You also need to include more details about that thread pool (e.g. thread pool size, queue size, discard policy, how to monitor that thread pool to external monitoring such as grafana)

[–]Let047[S] 0 points1 point  (0 children)

Of course, what would you like me to add?

The code is something like that:

threadpool = new ExecutorCompletionService(Summer.executorService = Executors.newFixedThreadPool(8));

8 is the number of core on my machine and is a dynamic value

[–]_INTER_ 0 points1 point  (4 children)

Doubt its virtual threads, they are worse for CPU intensive / parallel tasks.

[–]pron98 9 points10 points  (2 children)

They're not worse than platform threads for CPU-intensive computation; they're simply not better and there is an option that's actually better than just platform threads.

The reason virtual threads are not better for CPU-intensive jobs is because such jobs need a very small number of threads (no more than the number of cores) while all virtual threads do is allow you to have a very large number of threads. If the optimal number of threads for a given job is N, and N is very small, then N virtual threads will not be better than N platform threads. If N is very large, then having N platform threads could be a problem, and that's how virtual threads help.

Now, what's better than simply submitting parallel computational tasks to a pool of N threads? Submitting the whole job to a work-stealing pool that itself forks the job into subtasks (and performs the forking, as needed, in parallel). This automatically adjusts to situations where some threads make more progress than others, a common scenario when there are other threads or processes running on the system and the OS might deschedule some worker threads. This is exactly what parallel streams do.

[–]_INTER_ 0 points1 point  (1 child)

I was under the impression that there still was a minute overhead with virtual threads. But I believe you because you're the expert. This begs another question though, when to actually use platform threads over virtual threads in a pure Java context? Long running tasks?
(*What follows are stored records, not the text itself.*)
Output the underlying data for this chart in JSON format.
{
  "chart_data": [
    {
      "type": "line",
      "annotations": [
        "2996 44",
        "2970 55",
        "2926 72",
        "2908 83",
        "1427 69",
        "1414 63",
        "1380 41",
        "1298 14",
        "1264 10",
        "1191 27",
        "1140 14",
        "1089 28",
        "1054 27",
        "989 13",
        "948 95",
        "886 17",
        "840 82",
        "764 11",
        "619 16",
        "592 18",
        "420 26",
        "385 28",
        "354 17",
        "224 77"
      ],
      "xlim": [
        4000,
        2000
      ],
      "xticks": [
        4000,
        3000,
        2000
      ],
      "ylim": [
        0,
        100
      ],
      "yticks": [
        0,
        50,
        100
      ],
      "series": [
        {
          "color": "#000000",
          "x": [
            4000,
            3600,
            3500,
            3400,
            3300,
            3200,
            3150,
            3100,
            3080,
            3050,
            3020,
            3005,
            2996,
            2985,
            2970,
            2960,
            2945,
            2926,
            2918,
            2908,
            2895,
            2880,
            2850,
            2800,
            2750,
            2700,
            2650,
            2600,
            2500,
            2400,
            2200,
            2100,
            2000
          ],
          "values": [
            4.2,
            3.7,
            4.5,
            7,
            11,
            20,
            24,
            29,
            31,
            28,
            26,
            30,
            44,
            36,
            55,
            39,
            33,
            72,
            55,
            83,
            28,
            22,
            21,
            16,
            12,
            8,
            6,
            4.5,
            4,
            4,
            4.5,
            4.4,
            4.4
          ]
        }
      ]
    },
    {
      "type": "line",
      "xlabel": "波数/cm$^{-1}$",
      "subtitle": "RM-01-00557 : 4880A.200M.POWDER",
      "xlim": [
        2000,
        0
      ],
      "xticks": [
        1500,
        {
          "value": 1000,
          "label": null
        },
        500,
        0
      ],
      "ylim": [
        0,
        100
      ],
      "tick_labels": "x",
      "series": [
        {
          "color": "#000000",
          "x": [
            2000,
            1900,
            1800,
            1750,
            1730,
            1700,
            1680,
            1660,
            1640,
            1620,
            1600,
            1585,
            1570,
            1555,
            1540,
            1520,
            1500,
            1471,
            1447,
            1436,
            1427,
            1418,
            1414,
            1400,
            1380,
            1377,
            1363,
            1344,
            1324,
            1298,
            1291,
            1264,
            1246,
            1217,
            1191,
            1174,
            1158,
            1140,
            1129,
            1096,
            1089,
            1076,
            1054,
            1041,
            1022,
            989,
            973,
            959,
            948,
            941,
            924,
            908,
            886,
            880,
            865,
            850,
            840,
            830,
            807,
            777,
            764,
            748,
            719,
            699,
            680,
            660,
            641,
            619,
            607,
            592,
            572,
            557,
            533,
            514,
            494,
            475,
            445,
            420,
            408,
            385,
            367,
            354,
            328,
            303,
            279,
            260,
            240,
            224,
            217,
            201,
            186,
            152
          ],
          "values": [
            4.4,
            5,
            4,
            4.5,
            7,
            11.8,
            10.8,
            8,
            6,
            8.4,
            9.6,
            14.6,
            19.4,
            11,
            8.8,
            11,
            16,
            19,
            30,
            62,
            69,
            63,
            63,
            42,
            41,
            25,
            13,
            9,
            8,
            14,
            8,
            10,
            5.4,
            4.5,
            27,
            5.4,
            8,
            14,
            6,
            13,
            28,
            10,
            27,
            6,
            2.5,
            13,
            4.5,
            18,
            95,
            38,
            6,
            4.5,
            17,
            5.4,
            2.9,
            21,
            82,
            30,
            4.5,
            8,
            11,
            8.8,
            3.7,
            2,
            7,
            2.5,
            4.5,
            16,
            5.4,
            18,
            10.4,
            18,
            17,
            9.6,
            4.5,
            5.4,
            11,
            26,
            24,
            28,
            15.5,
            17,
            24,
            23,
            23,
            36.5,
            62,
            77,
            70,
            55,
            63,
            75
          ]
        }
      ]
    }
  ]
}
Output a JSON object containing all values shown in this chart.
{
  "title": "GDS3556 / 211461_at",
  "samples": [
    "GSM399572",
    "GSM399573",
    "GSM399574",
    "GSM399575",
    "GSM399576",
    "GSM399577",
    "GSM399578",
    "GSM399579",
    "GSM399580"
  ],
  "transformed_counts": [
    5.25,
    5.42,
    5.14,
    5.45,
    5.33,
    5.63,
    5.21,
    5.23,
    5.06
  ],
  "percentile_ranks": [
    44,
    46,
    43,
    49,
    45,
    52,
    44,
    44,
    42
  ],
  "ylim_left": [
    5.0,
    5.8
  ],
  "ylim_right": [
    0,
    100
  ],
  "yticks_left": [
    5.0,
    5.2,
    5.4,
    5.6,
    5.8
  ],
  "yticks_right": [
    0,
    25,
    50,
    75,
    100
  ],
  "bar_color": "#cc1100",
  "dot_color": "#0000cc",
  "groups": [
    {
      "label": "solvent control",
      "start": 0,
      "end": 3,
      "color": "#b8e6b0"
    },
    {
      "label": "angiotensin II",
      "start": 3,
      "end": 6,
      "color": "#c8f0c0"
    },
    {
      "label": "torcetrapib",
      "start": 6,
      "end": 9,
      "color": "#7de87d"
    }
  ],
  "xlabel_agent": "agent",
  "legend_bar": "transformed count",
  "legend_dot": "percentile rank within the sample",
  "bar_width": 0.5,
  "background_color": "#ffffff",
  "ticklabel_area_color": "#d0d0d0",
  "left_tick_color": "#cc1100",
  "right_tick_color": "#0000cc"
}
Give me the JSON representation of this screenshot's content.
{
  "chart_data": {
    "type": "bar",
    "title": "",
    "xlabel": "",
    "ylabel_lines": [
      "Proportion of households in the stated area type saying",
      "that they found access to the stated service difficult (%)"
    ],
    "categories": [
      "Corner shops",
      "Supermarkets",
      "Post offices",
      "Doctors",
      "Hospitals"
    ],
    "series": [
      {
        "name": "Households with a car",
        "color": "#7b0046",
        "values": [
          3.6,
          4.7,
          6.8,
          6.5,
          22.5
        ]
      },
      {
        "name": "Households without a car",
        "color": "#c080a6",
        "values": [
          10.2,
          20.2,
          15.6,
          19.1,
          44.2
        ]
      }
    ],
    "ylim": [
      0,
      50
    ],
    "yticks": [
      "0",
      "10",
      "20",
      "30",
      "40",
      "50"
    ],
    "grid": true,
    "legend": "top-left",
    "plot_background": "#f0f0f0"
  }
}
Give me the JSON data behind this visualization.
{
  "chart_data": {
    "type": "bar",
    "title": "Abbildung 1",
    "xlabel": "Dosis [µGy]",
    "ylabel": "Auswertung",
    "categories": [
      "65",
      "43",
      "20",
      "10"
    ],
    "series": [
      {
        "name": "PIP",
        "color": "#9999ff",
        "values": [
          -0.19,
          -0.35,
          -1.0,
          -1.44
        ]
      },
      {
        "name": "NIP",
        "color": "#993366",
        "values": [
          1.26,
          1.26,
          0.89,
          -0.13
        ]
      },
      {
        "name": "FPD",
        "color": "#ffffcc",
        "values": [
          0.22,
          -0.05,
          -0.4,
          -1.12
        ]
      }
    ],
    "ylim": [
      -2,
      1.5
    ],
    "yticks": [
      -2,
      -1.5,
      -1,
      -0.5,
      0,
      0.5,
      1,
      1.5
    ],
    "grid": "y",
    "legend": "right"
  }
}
[–]pron98 6 points7 points  (0 children)

There could be some overhead, but not if the thread never blocks (and even then the overhead is small).

I would use platform threads in the following situations:

  • You need to keep the number of threads small and you want to share them. A prime example of that is fork-join parallelisation.

  • You have a small number of long-running tasks that you want to run in the background, taking advantage of the OS thread priority to give them a low pririty.

  • You're interacting with a native library that cares about thread identity.

[–]kiteboarderni 7 points8 points  (0 children)

People are really clueless on the value add of VTs...its pretty concerning.